Title IX of the Affordable Care Act imposes a 40% excise tax on employer sponsored insurance plans if the premium is higher than $10,800 per year for an individual or $29,500 per year for a family. This excise tax was originally set to take effect in 2018, but in December 2015 a new law delayed the start until January 1, 2020. In January 2018, the tax was delayed again, pushing the start of this tax out to 2022. In their article, Gabel, Pickreign, McDevitt, and Briggs (2010) argue that this tax could be an attempt to help fund expansion of healthcare reform. Historically, premiums paid by employers were tax exempt. This promoted employers to offer higher cost plans as part of an overall employment package. This was attractive to potential employees and reduced employer tax spending. In addition, they contend that some see this tax as an attempt at cost savings. This looming tax change has prompted many employers to move toward plans with less expensive premiums. These plans typically involve high deductibles and higher out-of-pocket maximums for employees.

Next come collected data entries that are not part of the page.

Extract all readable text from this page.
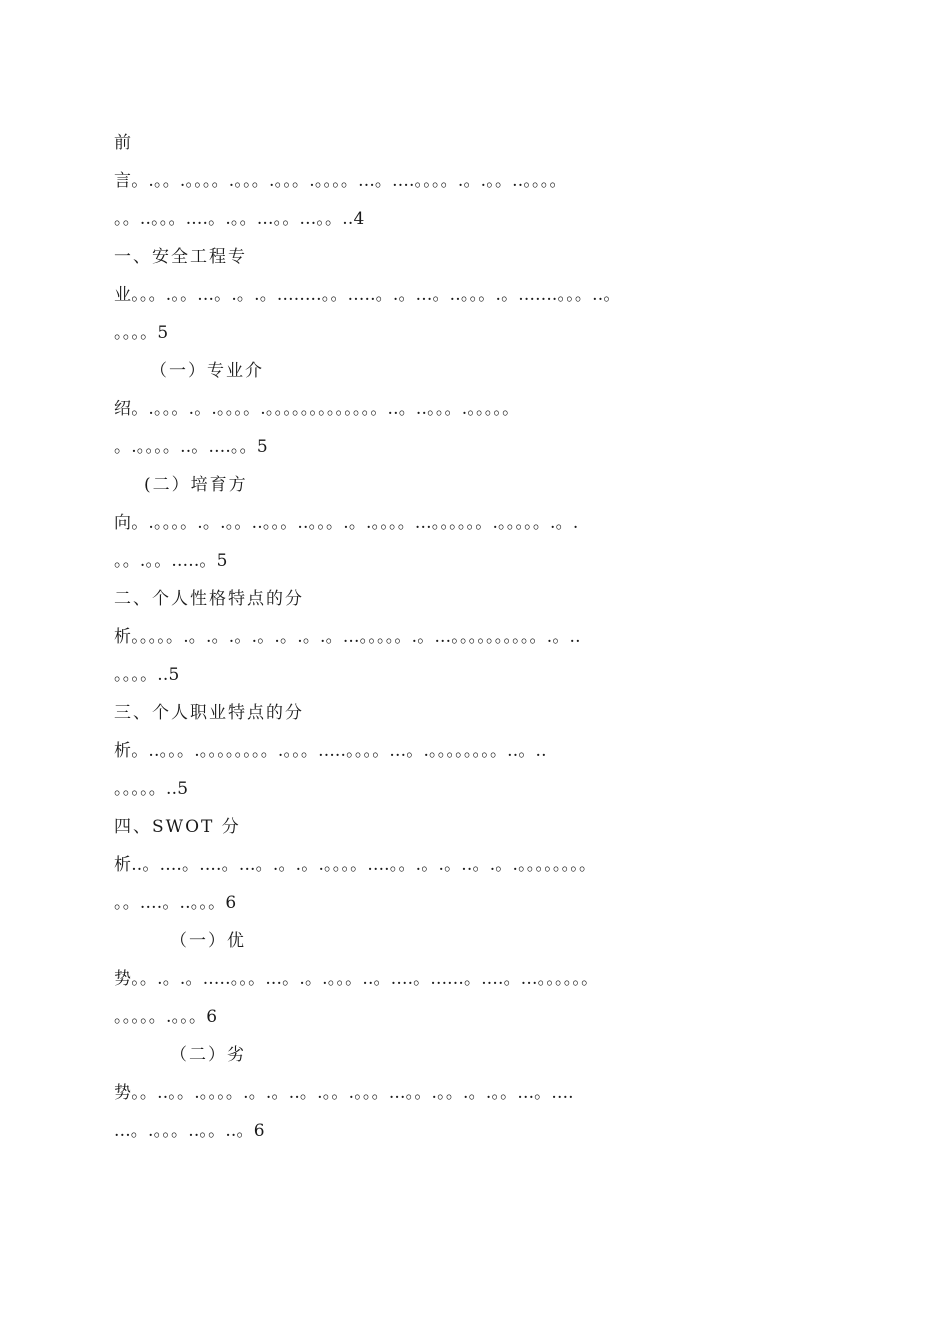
前
言。.。。.。。。。.。。。.。。。.。。。。...。....。。。。.。.。。..。。。。
。。..。。。....。.。。...。。...。。..4
一、安全工程专
业。。。.。。...。.。.。........。。.....。.。...。..。。。.。.......。。。..。
。。。。5
（一）专业介
绍。.。。。.。.。。。。.。。。。。。。。。。。。。..。..。。。.。。。。。
。.。。。。..。....。。5
(二）培育方
向。.。。。。.。.。。..。。。..。。。.。.。。。。...。。。。。。.。。。。。.。.
。。.。。.....。5
二、个人性格特点的分
析。。。。。.。.。.。.。.。.。.。...。。。。。.。...。。。。。。。。。。.。..
。。。。..5
三、个人职业特点的分
析。..。。。.。。。。。。。。.。。。.....。。。。...。.。。。。。。。。..。..
。。。。。..5
四、SWOT 分
析..。....。....。...。.。.。.。。。。....。。.。.。..。.。.。。。。。。。。
。。....。..。。。6
（一）优
势。。.。.。.....。。。...。.。.。。。..。....。......。....。...。。。。。。
。。。。。.。。。6
（二）劣
势。。..。。.。。。。.。.。..。.。。.。。。...。。.。。.。.。。...。....
...。.。。。..。。..。6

The Affordable Care Act has led to many improvements in healthcare. More Americans than ever are covered by health insurance because it has been made affordable for them. These people are now seeking care not only for existing problems but for preventive services. On the flip side, people covered under employer sponsored plans will see an increase in personal medical spending due to higher deductibles and out-of-pocket maximums. Regardless of the increase in spending, those people still have health insurance coverage which affords them the ability to seek healthcare. With the changes in how healthcare providers are paid, the care patients receive is now driven by quality, not quantity. With these changes, people have the opportunity to be healthier than ever before.